We had focused a lot on Asman (who was a con artist) and Harebrayne (who had been duped). Either of them could have fit the description of “accomplice” with a little tweaking. Maybe Harebrayne was told to do things and didn’t realize he was accidentally moving the body? Maybe Asman set up this whole get-rich-quick-scheme with Drebber but Drebber double crossed Asman at the last minute? We had focused on them so I picked them before picking Sithe, about whom I remembered absolutely nothing aside from her short blurb in the court record.
I feel although there isn’t anything totally illogical about who you’re supposed to finger for the crime, but I just had so little to go on that there isn’t a compelling reason to pick the character you’re “supposed” to pick. Sure it works as a shocking swerve, but it isn’t as compelling in a narrative sense.
I also find Sithe as the accomplice incredibly lazy. I’ve noticed a trend in AA games (and other mysteries) wherein making one of the cops or lawyers part of the guilty party gives carte blanche to explain away any and all inconsistencies with “well the people investigating the crime covered up their own misdeeds.” My challenge to mystery writers (and Ace Attorney writers in particular) is to make an entire narrative where the law enforcement is never part of the crime.
Using them to upend the entire mystery isn’t out of the realm of possibility, there have been real detectives who used their position to cover up their own crimes, but narratively it lets you ignore all the “impossibilities” that had been driving the case up to the point the law enforcement is indicted. GAA1-5 was a great case, but it also did this. As did Rise From the Ashes, which this case in some way mirrors.
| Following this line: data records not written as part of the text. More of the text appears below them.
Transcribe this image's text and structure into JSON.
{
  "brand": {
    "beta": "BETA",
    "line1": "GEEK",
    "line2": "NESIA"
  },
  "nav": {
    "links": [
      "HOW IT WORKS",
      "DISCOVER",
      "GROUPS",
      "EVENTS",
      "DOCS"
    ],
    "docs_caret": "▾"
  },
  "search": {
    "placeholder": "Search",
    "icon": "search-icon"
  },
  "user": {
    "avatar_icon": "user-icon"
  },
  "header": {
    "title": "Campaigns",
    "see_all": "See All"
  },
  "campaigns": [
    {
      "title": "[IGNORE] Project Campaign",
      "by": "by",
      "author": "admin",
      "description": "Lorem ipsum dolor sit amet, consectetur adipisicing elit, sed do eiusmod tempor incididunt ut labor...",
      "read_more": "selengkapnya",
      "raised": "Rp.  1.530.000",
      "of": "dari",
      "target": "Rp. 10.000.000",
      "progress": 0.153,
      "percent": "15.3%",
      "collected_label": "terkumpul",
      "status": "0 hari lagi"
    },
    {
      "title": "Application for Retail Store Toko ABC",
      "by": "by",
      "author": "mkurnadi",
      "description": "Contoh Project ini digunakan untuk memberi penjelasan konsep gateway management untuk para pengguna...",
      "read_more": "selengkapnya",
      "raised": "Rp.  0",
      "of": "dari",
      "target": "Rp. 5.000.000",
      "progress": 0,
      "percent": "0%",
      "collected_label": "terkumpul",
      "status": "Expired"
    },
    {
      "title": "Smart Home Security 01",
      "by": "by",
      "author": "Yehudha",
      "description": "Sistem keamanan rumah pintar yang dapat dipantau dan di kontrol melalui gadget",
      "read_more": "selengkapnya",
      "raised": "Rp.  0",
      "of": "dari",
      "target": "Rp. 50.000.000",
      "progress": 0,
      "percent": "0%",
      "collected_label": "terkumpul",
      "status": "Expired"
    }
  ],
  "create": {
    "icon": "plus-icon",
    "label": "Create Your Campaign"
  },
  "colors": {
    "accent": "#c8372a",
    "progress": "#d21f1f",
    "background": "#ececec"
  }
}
It starts to get a little predictable when at least once a game they need to make law enforcement be the villain so as to allow themselves to change up the evidence of the case half-way through. There are other ways this can be done, law enforcement wasn’t evil in 1-3 (Steel Samurai case) but the facts of the case changed naturally as the thing built up, without ever contradicting themselves or needing to bring in “someone changed the evidence.”
Final thought: this is the ONLY time so far that I have truly liked the Jury in these cases. In GAA1-5 I thought they were acceptable, but this is the first time I’ve LIKED them. On day 1 at least. Day 2 they again just get in the way, but on day 1 they actually add to the trial in a dynamic way.